Qatar’s state broadcaster has demanded the English Premier League blocks the Saudi Arabia-backed takeover of Newcastle United football club because of the kingdom’s alleged involvement in television piracy, as the political tensions in the Gulf spill into the sporting arena.
The Public Investment Fund, steered by Saudi Crown Prince Mohammed bin Salman, is providing the vast majority of funding for a £300m deal to acquire the team from British retail billionaire Mike Ashley. The transaction would make it the latest Middle Eastern investor in European football, following the Abu Dhabi-backed ownership of Manchester City and Qatar’s funding of Paris Saint-Germain.
This week beIN, the Doha-based group which is the biggest overseas television partner for English football’s top tier, has written to the league and its member clubs calling for them to further investigate the Newcastle deal.
It claims that the Saudi state is behind a pirate Arabic-language television network called beoutQ, which has been streaming content including English football matches, for which beIN has spent billions of dollars acquiring exclusive rights. Saudi Arabia has vehemently denied the allegations, but beIN has previously been supported in its claims by Premier League and Fifa, international football’s governing body.

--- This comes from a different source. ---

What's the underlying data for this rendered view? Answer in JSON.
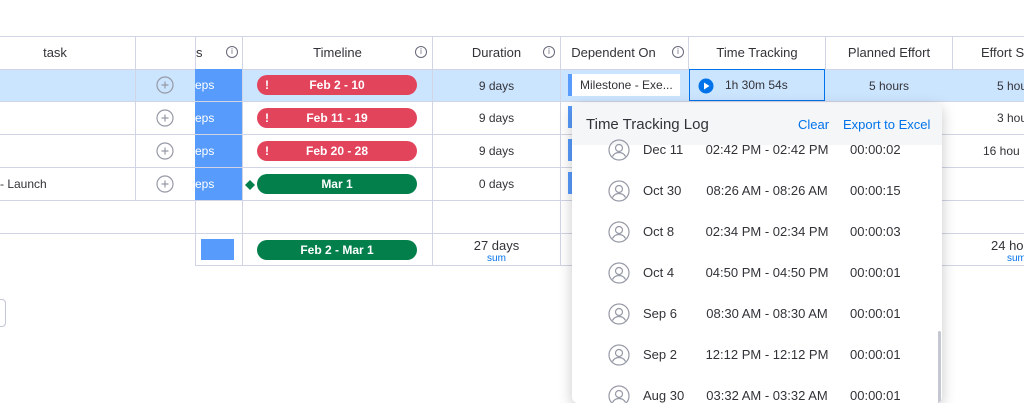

“Not only has the potential acquirer of Newcastle United caused huge damage to your clubs and the Premier League’s commercial revenues; but the legacy of the illegal service will continue to impact you going forward,” wrote beIN Media Group chief Yousef Al-Obaidly in a letter to 20 Premier League clubs.
The Times was first to report on beIN’s letters sent to the Premier League.
The row reveals how the Premier League must navigate the rivalries between the region’s absolute monarchies, which have spent their petrodollars on sporting events and groups while also being entangled in political and economic battles. The piracy accusations are part of an ongoing dispute which erupted in 2017 when Riyadh and three Arab allies cut diplomatic and transport links to Qatar.
The Saudi takeover of Newcastle, brokered by UK financier Amanda Staveley, is being scrutinised by Premier League officials. The body can block takeovers through its “owners’ and directors’ test” — a detailed assessment of the finances and business plan of prospective buyers.
BeIN’s demand is that this test takes into account the alleged Saudi involvement in the beoutQ network. “Our request is purely based on Saudi Arabia’s past and present theft of your and your member clubs’ intellectual property rights,” wrote Mr Al-Obaidly in a separate letter to the Premier League chief executive Richard Masters.
In 2017, following disquiet over the backgrounds of new club owners, the Premier League tightened its rules to bar potential owners if they had committed an act in a foreign jurisdiction that would be considered a criminal offence in the UK, even if not illegal in their home territory.
Activists, such as Amnesty International, have applied pressure by describing the Newcastle takeover as an attempt to “sportswash” the country’s poor human rights record. Similar accusations have been levelled against other Middle Eastern owners of football clubs, including Qatar.
The Premier League declined to comment.